AoC calls for review of output funding

April 14, 2000

Cash paid to colleges for students' exam results should be cut, or even scrapped, college leaders have recommended.

They fear that output-based funding rewards colleges that recruit only those students most likely to succeed at the expense of widening participation. It also could provide a financial incentive for lowering quality, they said.

The Association of College's submission to the government's consultation on the funding methodology for the Learning and Skills Council criticises the balance of the current system, in which colleges are funded according to student recruitment, retention and achievement.

The AoC recognised that linking funding to achievement could "in many programmes provide an incentive needed to support the drive to lift levels of attainment", but it can be counterproductive.

"Too large a component associated with ... achievement can have an adverse impact on the approaches to the recruitment of learners, on retention and on the stability of providers."

The achievement-based element would be "unnecessary" in some programmes, especially adult and community learning programmes where a recognised qualification is not always the absolute goal. The narrow definition of what constitutes "achievement" should also be reviewed, the AoC said.

Ministers appear willing to consider the abolition or down-grading of output funding.
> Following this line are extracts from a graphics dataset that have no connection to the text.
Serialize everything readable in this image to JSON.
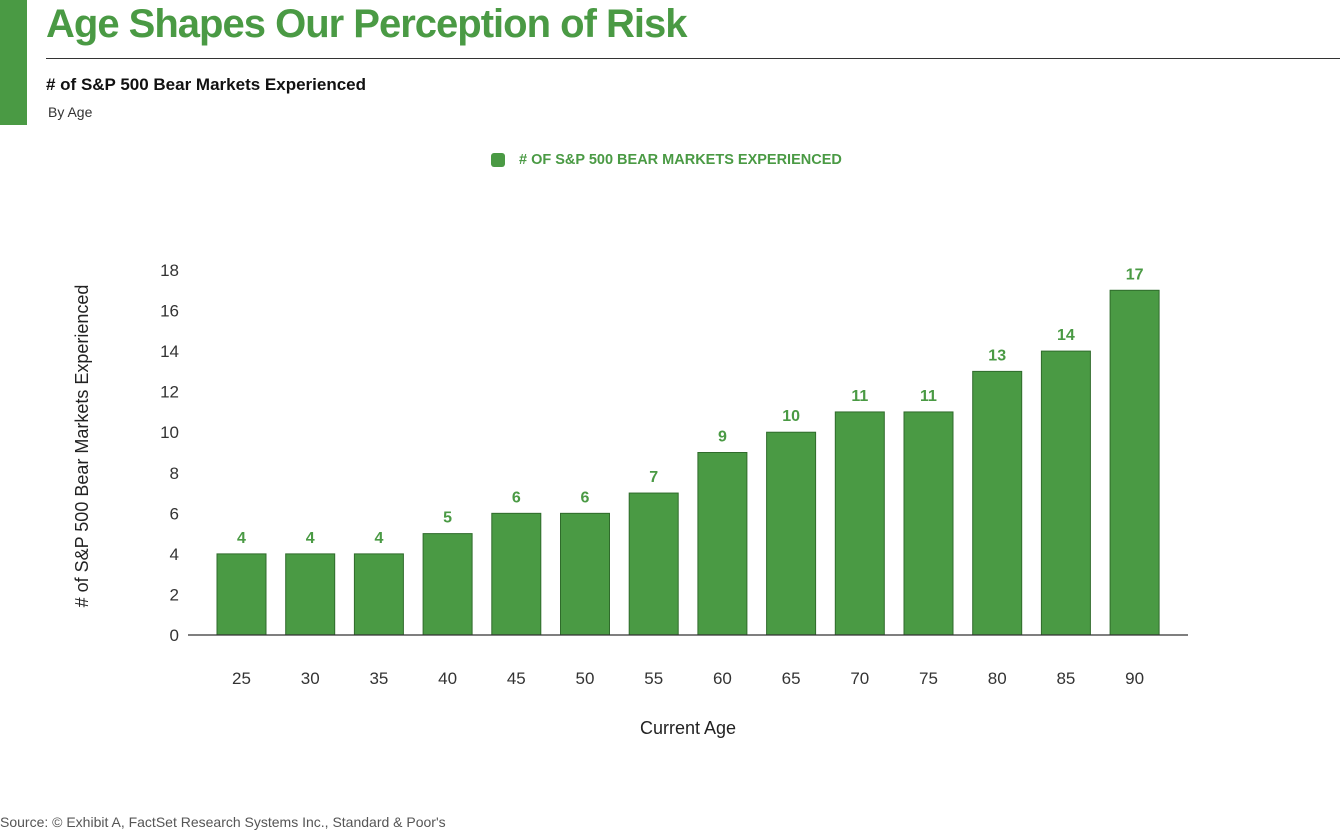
{
  "header": {
    "title": "Age Shapes Our Perception of Risk",
    "subtitle": "# of S&P 500 Bear Markets Experienced",
    "subsubtitle": "By Age"
  },
  "legend": {
    "label": "# OF S&P 500 BEAR MARKETS EXPERIENCED"
  },
  "footer": {
    "source": "Source: © Exhibit A, FactSet Research Systems Inc., Standard & Poor's"
  },
  "colors": {
    "accent": "#4a9a44",
    "bar": "#4a9a44",
    "axis": "#333333"
  },
  "chart_data": {
    "type": "bar",
    "categories": [
      "25",
      "30",
      "35",
      "40",
      "45",
      "50",
      "55",
      "60",
      "65",
      "70",
      "75",
      "80",
      "85",
      "90"
    ],
    "series": [
      {
        "name": "# OF S&P 500 BEAR MARKETS EXPERIENCED",
        "values": [
          4,
          4,
          4,
          5,
          6,
          6,
          7,
          9,
          10,
          11,
          11,
          13,
          14,
          17
        ]
      }
    ],
    "xlabel": "Current Age",
    "ylabel": "# of S&P 500 Bear Markets Experienced",
    "ylim": [
      0,
      18
    ],
    "yticks": [
      0,
      2,
      4,
      6,
      8,
      10,
      12,
      14,
      16,
      18
    ],
    "grid": false,
    "legend_position": "top-center",
    "data_labels": true
  }
}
Their consultation paper on post-16 funding recognised: "In the case of outcome payments, too high a percentage can affect the quality of the programme provision."

Research by lecturers' union Natfhe has found that many colleges place too much emphasis on recruitment and retention funding.
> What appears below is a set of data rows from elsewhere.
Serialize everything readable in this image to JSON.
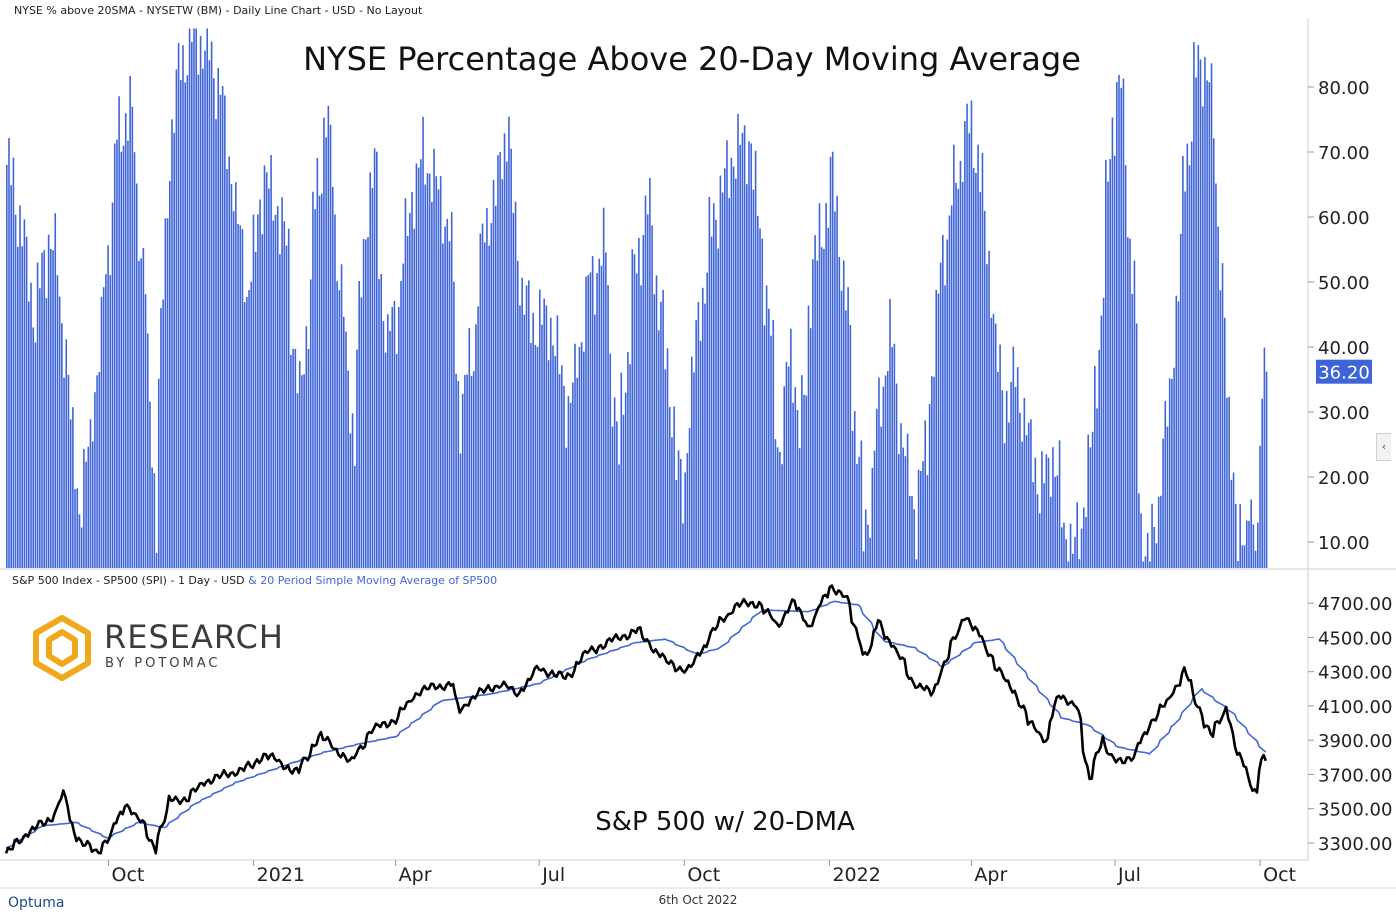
{
  "top_header": "NYSE % above 20SMA - NYSETW (BM) - Daily Line Chart - USD - No Layout",
  "bottom_header": {
    "main": "S&P 500 Index  - SP500 (SPI) - 1 Day - USD",
    "sma": "& 20 Period Simple Moving Average of SP500"
  },
  "footer": {
    "brand": "Optuma",
    "date": "6th Oct 2022"
  },
  "logo": {
    "line1": "RESEARCH",
    "line2": "BY POTOMAC"
  },
  "colors": {
    "bars": "#3f64d8",
    "price_line": "#000000",
    "sma_line": "#4466d8",
    "last_value_bg": "#3f64d8",
    "logo_gold": "#f0a81c",
    "logo_text": "#3c3c3c"
  },
  "chart_data": [
    {
      "type": "bar",
      "title": "NYSE Percentage Above 20-Day Moving Average",
      "ylim": [
        6,
        90
      ],
      "yticks": [
        "80.00",
        "70.00",
        "60.00",
        "50.00",
        "40.00",
        "30.00",
        "20.00",
        "10.00"
      ],
      "last_value": "36.20",
      "x_start": "2020-07-28",
      "x_end": "2022-10-06",
      "x_tick_labels": [
        "Oct",
        "2021",
        "Apr",
        "Jul",
        "Oct",
        "2022",
        "Apr",
        "Jul",
        "Oct"
      ],
      "keypoints": [
        [
          "2020-07-28",
          68
        ],
        [
          "2020-08-05",
          60
        ],
        [
          "2020-08-14",
          45
        ],
        [
          "2020-08-25",
          58
        ],
        [
          "2020-09-02",
          42
        ],
        [
          "2020-09-12",
          13
        ],
        [
          "2020-09-24",
          38
        ],
        [
          "2020-10-06",
          72
        ],
        [
          "2020-10-14",
          77
        ],
        [
          "2020-10-24",
          47
        ],
        [
          "2020-10-30",
          14
        ],
        [
          "2020-11-06",
          62
        ],
        [
          "2020-11-13",
          82
        ],
        [
          "2020-11-23",
          88
        ],
        [
          "2020-12-02",
          86
        ],
        [
          "2020-12-10",
          80
        ],
        [
          "2020-12-20",
          62
        ],
        [
          "2020-12-28",
          48
        ],
        [
          "2021-01-07",
          66
        ],
        [
          "2021-01-15",
          62
        ],
        [
          "2021-01-22",
          55
        ],
        [
          "2021-01-30",
          28
        ],
        [
          "2021-02-08",
          60
        ],
        [
          "2021-02-16",
          76
        ],
        [
          "2021-02-26",
          46
        ],
        [
          "2021-03-05",
          26
        ],
        [
          "2021-03-12",
          58
        ],
        [
          "2021-03-18",
          68
        ],
        [
          "2021-03-26",
          40
        ],
        [
          "2021-04-02",
          46
        ],
        [
          "2021-04-10",
          62
        ],
        [
          "2021-04-18",
          70
        ],
        [
          "2021-04-28",
          64
        ],
        [
          "2021-05-05",
          58
        ],
        [
          "2021-05-12",
          30
        ],
        [
          "2021-05-20",
          40
        ],
        [
          "2021-05-27",
          58
        ],
        [
          "2021-06-04",
          64
        ],
        [
          "2021-06-11",
          75
        ],
        [
          "2021-06-18",
          52
        ],
        [
          "2021-06-25",
          44
        ],
        [
          "2021-07-08",
          44
        ],
        [
          "2021-07-20",
          30
        ],
        [
          "2021-08-02",
          50
        ],
        [
          "2021-08-12",
          55
        ],
        [
          "2021-08-20",
          22
        ],
        [
          "2021-08-30",
          50
        ],
        [
          "2021-09-08",
          62
        ],
        [
          "2021-09-18",
          42
        ],
        [
          "2021-09-30",
          16
        ],
        [
          "2021-10-08",
          40
        ],
        [
          "2021-10-20",
          60
        ],
        [
          "2021-11-02",
          70
        ],
        [
          "2021-11-12",
          72
        ],
        [
          "2021-11-22",
          50
        ],
        [
          "2021-12-01",
          24
        ],
        [
          "2021-12-08",
          40
        ],
        [
          "2021-12-14",
          26
        ],
        [
          "2021-12-22",
          52
        ],
        [
          "2022-01-04",
          66
        ],
        [
          "2022-01-14",
          42
        ],
        [
          "2022-01-24",
          10
        ],
        [
          "2022-02-02",
          30
        ],
        [
          "2022-02-09",
          42
        ],
        [
          "2022-02-18",
          24
        ],
        [
          "2022-02-25",
          14
        ],
        [
          "2022-03-05",
          26
        ],
        [
          "2022-03-12",
          50
        ],
        [
          "2022-03-20",
          62
        ],
        [
          "2022-03-30",
          74
        ],
        [
          "2022-04-06",
          70
        ],
        [
          "2022-04-14",
          50
        ],
        [
          "2022-04-22",
          30
        ],
        [
          "2022-04-30",
          36
        ],
        [
          "2022-05-08",
          26
        ],
        [
          "2022-05-16",
          18
        ],
        [
          "2022-05-24",
          24
        ],
        [
          "2022-05-31",
          12
        ],
        [
          "2022-06-06",
          8
        ],
        [
          "2022-06-14",
          18
        ],
        [
          "2022-06-22",
          40
        ],
        [
          "2022-06-30",
          75
        ],
        [
          "2022-07-06",
          80
        ],
        [
          "2022-07-14",
          48
        ],
        [
          "2022-07-19",
          12
        ],
        [
          "2022-07-24",
          6
        ],
        [
          "2022-07-31",
          20
        ],
        [
          "2022-08-08",
          38
        ],
        [
          "2022-08-15",
          65
        ],
        [
          "2022-08-22",
          82
        ],
        [
          "2022-08-30",
          84
        ],
        [
          "2022-09-06",
          60
        ],
        [
          "2022-09-12",
          30
        ],
        [
          "2022-09-18",
          12
        ],
        [
          "2022-09-22",
          8
        ],
        [
          "2022-09-26",
          20
        ],
        [
          "2022-09-30",
          6
        ],
        [
          "2022-10-03",
          26
        ],
        [
          "2022-10-05",
          40
        ],
        [
          "2022-10-06",
          36.2
        ]
      ]
    },
    {
      "type": "line",
      "title": "S&P 500 w/ 20-DMA",
      "ylim": [
        3230,
        4800
      ],
      "yticks": [
        "4700.00",
        "4500.00",
        "4300.00",
        "4100.00",
        "3900.00",
        "3700.00",
        "3500.00",
        "3300.00"
      ],
      "series": [
        {
          "name": "S&P 500 Index  - SP500 (SPI) - 1 Day - USD",
          "keypoints": [
            [
              "2020-07-28",
              3240
            ],
            [
              "2020-08-10",
              3360
            ],
            [
              "2020-08-25",
              3440
            ],
            [
              "2020-09-02",
              3580
            ],
            [
              "2020-09-10",
              3340
            ],
            [
              "2020-09-23",
              3240
            ],
            [
              "2020-10-02",
              3350
            ],
            [
              "2020-10-12",
              3530
            ],
            [
              "2020-10-21",
              3430
            ],
            [
              "2020-10-30",
              3270
            ],
            [
              "2020-11-09",
              3550
            ],
            [
              "2020-11-20",
              3560
            ],
            [
              "2020-12-01",
              3660
            ],
            [
              "2020-12-15",
              3700
            ],
            [
              "2020-12-31",
              3750
            ],
            [
              "2021-01-08",
              3820
            ],
            [
              "2021-01-29",
              3710
            ],
            [
              "2021-02-12",
              3930
            ],
            [
              "2021-03-04",
              3770
            ],
            [
              "2021-03-17",
              3960
            ],
            [
              "2021-04-01",
              4020
            ],
            [
              "2021-04-16",
              4190
            ],
            [
              "2021-05-07",
              4230
            ],
            [
              "2021-05-12",
              4070
            ],
            [
              "2021-05-21",
              4160
            ],
            [
              "2021-06-07",
              4230
            ],
            [
              "2021-06-18",
              4170
            ],
            [
              "2021-07-01",
              4320
            ],
            [
              "2021-07-19",
              4260
            ],
            [
              "2021-07-30",
              4400
            ],
            [
              "2021-08-16",
              4480
            ],
            [
              "2021-09-02",
              4540
            ],
            [
              "2021-09-20",
              4360
            ],
            [
              "2021-10-04",
              4300
            ],
            [
              "2021-10-21",
              4550
            ],
            [
              "2021-11-04",
              4690
            ],
            [
              "2021-11-18",
              4700
            ],
            [
              "2021-11-30",
              4570
            ],
            [
              "2021-12-10",
              4710
            ],
            [
              "2021-12-20",
              4560
            ],
            [
              "2022-01-03",
              4800
            ],
            [
              "2022-01-12",
              4740
            ],
            [
              "2022-01-24",
              4400
            ],
            [
              "2022-01-28",
              4430
            ],
            [
              "2022-02-02",
              4590
            ],
            [
              "2022-02-18",
              4350
            ],
            [
              "2022-02-24",
              4240
            ],
            [
              "2022-03-08",
              4170
            ],
            [
              "2022-03-29",
              4630
            ],
            [
              "2022-04-08",
              4500
            ],
            [
              "2022-04-22",
              4270
            ],
            [
              "2022-05-02",
              4150
            ],
            [
              "2022-05-09",
              4000
            ],
            [
              "2022-05-20",
              3900
            ],
            [
              "2022-05-27",
              4160
            ],
            [
              "2022-06-08",
              4110
            ],
            [
              "2022-06-16",
              3670
            ],
            [
              "2022-06-24",
              3910
            ],
            [
              "2022-06-30",
              3790
            ],
            [
              "2022-07-14",
              3790
            ],
            [
              "2022-07-22",
              3960
            ],
            [
              "2022-08-02",
              4090
            ],
            [
              "2022-08-16",
              4300
            ],
            [
              "2022-08-26",
              4060
            ],
            [
              "2022-09-02",
              3920
            ],
            [
              "2022-09-12",
              4110
            ],
            [
              "2022-09-16",
              3870
            ],
            [
              "2022-09-22",
              3760
            ],
            [
              "2022-09-30",
              3590
            ],
            [
              "2022-10-04",
              3790
            ],
            [
              "2022-10-06",
              3780
            ]
          ]
        },
        {
          "name": "20 Period Simple Moving Average of SP500",
          "keypoints": [
            [
              "2020-07-28",
              3270
            ],
            [
              "2020-08-20",
              3400
            ],
            [
              "2020-09-10",
              3420
            ],
            [
              "2020-09-30",
              3330
            ],
            [
              "2020-10-20",
              3420
            ],
            [
              "2020-11-05",
              3390
            ],
            [
              "2020-11-25",
              3530
            ],
            [
              "2020-12-20",
              3650
            ],
            [
              "2021-01-20",
              3750
            ],
            [
              "2021-02-15",
              3830
            ],
            [
              "2021-03-10",
              3880
            ],
            [
              "2021-04-01",
              3920
            ],
            [
              "2021-04-30",
              4130
            ],
            [
              "2021-06-01",
              4170
            ],
            [
              "2021-07-01",
              4230
            ],
            [
              "2021-08-01",
              4370
            ],
            [
              "2021-09-01",
              4470
            ],
            [
              "2021-09-20",
              4490
            ],
            [
              "2021-10-10",
              4400
            ],
            [
              "2021-10-25",
              4440
            ],
            [
              "2021-11-20",
              4660
            ],
            [
              "2021-12-20",
              4650
            ],
            [
              "2022-01-05",
              4710
            ],
            [
              "2022-01-20",
              4690
            ],
            [
              "2022-02-05",
              4480
            ],
            [
              "2022-02-25",
              4440
            ],
            [
              "2022-03-15",
              4330
            ],
            [
              "2022-04-05",
              4470
            ],
            [
              "2022-04-20",
              4490
            ],
            [
              "2022-05-10",
              4250
            ],
            [
              "2022-05-30",
              4030
            ],
            [
              "2022-06-15",
              3990
            ],
            [
              "2022-07-05",
              3860
            ],
            [
              "2022-07-25",
              3820
            ],
            [
              "2022-08-10",
              4000
            ],
            [
              "2022-08-26",
              4200
            ],
            [
              "2022-09-15",
              4060
            ],
            [
              "2022-10-06",
              3830
            ]
          ]
        }
      ]
    }
  ]
}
Colleges have been found to recruit students to courses "beyond their capability" to win recruitment funding, and have allowed "demotivated and disruptive" students to remain on courses so that they can collect retention cash, it concluded.

The AoC also said that it supported "in principle" a funding element to encourage the recruitment of disadvantaged students, but it warned that using post-codes to identify disadvantage is limited.

Ministers said in the consultation document: "There need be no presumption that these would always be a payment for every element of the funding system. The range (of funding elements) would need to reflect the diversity of provision and of policy intentions."